9. Being a girl how did you managed to get into social works at tender age of 15? Who helped you.
Ans: When you live with very strong people who have very strong personalities, you are bound to be influenced by them. It defines your own space and individuality. I was very fortunate growing up because they all encouraged me to be my own person which meant being an individual. I am eternally grateful for my upbringing and it’s greatly influenced my personality. It’s always been my strength. It’s very difficult for me to play a weak and defenseless person as I am not one so I cant act to be one. I have learned so much from our mytho. I’ve learned that strength cannot be brittle. You cannot be so strong that you cannot bend. Your biggest strength is the ability to adapt and survive. That is the core of any strength. It’s really just me being a woman.

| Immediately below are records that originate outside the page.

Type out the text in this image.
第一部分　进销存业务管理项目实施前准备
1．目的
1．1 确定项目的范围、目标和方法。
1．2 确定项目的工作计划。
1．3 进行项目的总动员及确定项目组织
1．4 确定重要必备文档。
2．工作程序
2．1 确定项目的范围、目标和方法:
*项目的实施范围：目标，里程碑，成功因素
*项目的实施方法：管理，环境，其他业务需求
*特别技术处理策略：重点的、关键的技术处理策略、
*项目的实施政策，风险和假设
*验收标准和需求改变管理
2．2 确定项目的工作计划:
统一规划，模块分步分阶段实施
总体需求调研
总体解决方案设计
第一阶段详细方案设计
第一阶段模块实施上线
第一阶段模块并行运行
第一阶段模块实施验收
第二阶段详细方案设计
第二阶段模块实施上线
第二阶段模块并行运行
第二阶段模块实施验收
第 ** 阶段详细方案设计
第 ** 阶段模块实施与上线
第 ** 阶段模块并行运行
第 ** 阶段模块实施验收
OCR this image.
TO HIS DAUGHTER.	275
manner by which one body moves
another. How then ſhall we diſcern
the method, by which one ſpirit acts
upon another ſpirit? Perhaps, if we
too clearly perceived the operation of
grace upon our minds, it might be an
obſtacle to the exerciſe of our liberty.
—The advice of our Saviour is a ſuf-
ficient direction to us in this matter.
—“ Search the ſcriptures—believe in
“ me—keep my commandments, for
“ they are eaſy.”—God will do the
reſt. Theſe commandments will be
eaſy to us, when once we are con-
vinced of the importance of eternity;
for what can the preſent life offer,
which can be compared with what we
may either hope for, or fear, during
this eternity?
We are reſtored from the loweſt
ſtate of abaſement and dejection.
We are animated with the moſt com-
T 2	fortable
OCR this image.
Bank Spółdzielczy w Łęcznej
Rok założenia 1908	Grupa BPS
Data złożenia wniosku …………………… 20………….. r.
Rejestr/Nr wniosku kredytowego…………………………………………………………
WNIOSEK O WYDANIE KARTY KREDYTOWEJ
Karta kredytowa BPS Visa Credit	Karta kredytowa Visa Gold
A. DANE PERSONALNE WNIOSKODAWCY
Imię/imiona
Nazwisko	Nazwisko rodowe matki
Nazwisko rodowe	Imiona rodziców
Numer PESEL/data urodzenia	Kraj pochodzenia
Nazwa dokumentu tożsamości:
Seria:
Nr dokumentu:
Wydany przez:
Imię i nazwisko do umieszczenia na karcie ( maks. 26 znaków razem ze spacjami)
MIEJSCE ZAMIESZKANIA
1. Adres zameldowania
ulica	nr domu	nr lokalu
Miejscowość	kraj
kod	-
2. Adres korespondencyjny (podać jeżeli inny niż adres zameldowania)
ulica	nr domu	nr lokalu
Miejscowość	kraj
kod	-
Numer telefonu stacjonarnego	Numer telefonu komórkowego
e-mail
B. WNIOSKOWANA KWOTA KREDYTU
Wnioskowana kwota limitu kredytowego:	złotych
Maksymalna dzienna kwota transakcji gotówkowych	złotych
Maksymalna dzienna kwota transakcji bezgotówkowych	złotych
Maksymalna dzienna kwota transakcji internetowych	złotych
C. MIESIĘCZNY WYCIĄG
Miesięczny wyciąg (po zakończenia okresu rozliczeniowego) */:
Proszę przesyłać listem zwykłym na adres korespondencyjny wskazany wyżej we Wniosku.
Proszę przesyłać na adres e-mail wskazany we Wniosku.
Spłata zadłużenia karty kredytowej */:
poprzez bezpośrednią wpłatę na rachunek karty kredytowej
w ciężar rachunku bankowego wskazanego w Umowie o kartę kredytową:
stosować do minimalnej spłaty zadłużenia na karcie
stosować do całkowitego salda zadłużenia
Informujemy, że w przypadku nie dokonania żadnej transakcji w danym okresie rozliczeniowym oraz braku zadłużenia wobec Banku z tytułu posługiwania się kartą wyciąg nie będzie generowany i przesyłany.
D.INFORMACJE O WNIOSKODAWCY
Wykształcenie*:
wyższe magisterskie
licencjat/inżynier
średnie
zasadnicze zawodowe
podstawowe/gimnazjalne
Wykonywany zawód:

Society makes men believe they are stronger than women and most women believe it too. But when push comes to shove, women come to realize and believe they are stronger than men. Women may not be able to push a heavy door but they will push a man to the brink of madness! (Laughs) There are good things about being a woman and she should be proud of each aspect-the weaknesses and the strengths. I want her to be a wonderful, strong individual. And I hope I’m strong enough to give her the chance.
10. What advice would you give to women who feel they have to follow certain ideologies and expectations that in many ways put a lot of pressure on them to define themselves in terms of how society defines beauty?
Ans: First of all, giving into peer pressure on any account is wrong. You need to think for yourself. Don’t follow trends. You need to do what feels and looks good on you. I always say, the best accessory is a smile and free mind. Beauty comes from within. You need to believe it. Beauty is about self respect and comes from your attitude. Your inner self is much more important than your outer self.In today’s society where beauty has become synonymous with expectations that are quite demanding on young girls and women.
11. What about your bollywood dream?
Ans: Romancing Salman Khan, Ajay Devgan and Ranveer Singh is my dream over screen. And for sure dancing on Disco number with Mithoon Sir will be my dream come true. And above all if my wishes come true the silver screen will be only the golden screen for me.